As a desktop user I just switched from Xubuntu to Debian+Xfce and it's nearly identical.

I'm sure that people who work at the OS level see a lot of fragmentation and headaches, but to their credit it's largely hidden from the masses.

I think the opening for FreeBSD and everyone else is that with containers and virtualization, the movement is towards picking an OS per app, not an OS to run your entire business on.




And SUSE enterprise is another actually popular version, at least what I've seen in the telecom industry. So that's at least 4.

Then, there's Arch which is popular with enthusiasts, and Ubuntu has become sufficiently different from Debian that it requires thinking when switching from one to the other. Gentoo seems to be getting less and less popular, but it's still kicking.

And yes as the parent post said, it's the unexpected differences that are stressful: different init systems, selinux vs apparmour vs nothing, different locations of config files, different whole /etc structures, that sort of things. The distros are diverging fast, and switching from RHEL to Ubuntu nowadays feels like it's a whole new system.


> I just switched from Xubuntu to Debian+Xfce and it's nearly identical.

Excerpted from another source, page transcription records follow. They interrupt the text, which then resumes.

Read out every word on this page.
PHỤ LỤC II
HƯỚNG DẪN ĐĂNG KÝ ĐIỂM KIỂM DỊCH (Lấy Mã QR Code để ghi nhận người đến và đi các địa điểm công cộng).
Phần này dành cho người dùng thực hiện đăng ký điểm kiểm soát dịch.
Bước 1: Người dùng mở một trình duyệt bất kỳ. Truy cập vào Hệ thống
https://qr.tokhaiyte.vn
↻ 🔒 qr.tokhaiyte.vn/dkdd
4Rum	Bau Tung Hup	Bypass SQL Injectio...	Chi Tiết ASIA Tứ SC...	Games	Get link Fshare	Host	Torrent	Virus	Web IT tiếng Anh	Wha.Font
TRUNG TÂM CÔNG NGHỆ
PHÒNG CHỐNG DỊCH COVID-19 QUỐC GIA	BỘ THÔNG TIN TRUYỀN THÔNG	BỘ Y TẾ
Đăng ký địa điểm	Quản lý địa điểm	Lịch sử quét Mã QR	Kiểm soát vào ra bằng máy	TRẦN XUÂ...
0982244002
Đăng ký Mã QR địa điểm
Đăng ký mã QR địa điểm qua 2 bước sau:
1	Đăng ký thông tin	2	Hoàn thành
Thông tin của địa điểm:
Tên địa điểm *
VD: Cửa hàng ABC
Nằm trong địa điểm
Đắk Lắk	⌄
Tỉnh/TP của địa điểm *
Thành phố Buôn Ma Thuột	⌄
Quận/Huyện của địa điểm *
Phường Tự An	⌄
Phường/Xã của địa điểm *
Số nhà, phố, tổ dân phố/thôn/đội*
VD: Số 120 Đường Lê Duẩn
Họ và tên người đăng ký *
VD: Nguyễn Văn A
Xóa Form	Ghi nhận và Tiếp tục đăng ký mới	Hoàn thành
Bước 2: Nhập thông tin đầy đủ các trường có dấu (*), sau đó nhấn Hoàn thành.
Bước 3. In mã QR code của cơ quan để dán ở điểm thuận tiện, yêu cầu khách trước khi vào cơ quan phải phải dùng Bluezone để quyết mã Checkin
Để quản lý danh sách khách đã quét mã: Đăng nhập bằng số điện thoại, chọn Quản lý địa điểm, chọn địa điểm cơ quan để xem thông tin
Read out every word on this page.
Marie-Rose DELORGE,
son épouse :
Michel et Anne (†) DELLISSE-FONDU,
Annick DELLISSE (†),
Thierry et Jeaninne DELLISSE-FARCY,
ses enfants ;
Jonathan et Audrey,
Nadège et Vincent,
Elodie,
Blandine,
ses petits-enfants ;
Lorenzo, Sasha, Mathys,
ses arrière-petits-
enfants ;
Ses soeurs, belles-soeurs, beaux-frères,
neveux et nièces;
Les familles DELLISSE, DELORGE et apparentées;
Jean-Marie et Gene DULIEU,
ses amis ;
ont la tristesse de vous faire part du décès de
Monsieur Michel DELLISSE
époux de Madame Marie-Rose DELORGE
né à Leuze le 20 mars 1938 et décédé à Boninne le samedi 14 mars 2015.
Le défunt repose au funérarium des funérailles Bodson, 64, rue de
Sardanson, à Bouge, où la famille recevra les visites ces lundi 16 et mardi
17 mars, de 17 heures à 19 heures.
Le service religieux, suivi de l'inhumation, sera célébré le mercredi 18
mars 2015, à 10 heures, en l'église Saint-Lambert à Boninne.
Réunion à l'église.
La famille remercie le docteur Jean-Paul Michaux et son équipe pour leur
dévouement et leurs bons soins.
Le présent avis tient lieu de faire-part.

So you went from downstream to upstream and the view was largely the same. Yeah that's expected.

> I think the opening for FreeBSD and everyone else is that with containers and virtualization

FreeBSD has had container based virtualization for 15 years. I know it's the Brittany Spears of the linux dev group ATM, but I doubt it and Docker are as big a thing as it seems now. Container based virtualization is great, but it's not a substitute for a real hypervisor. As more people realize the last fact, the shine will wear off.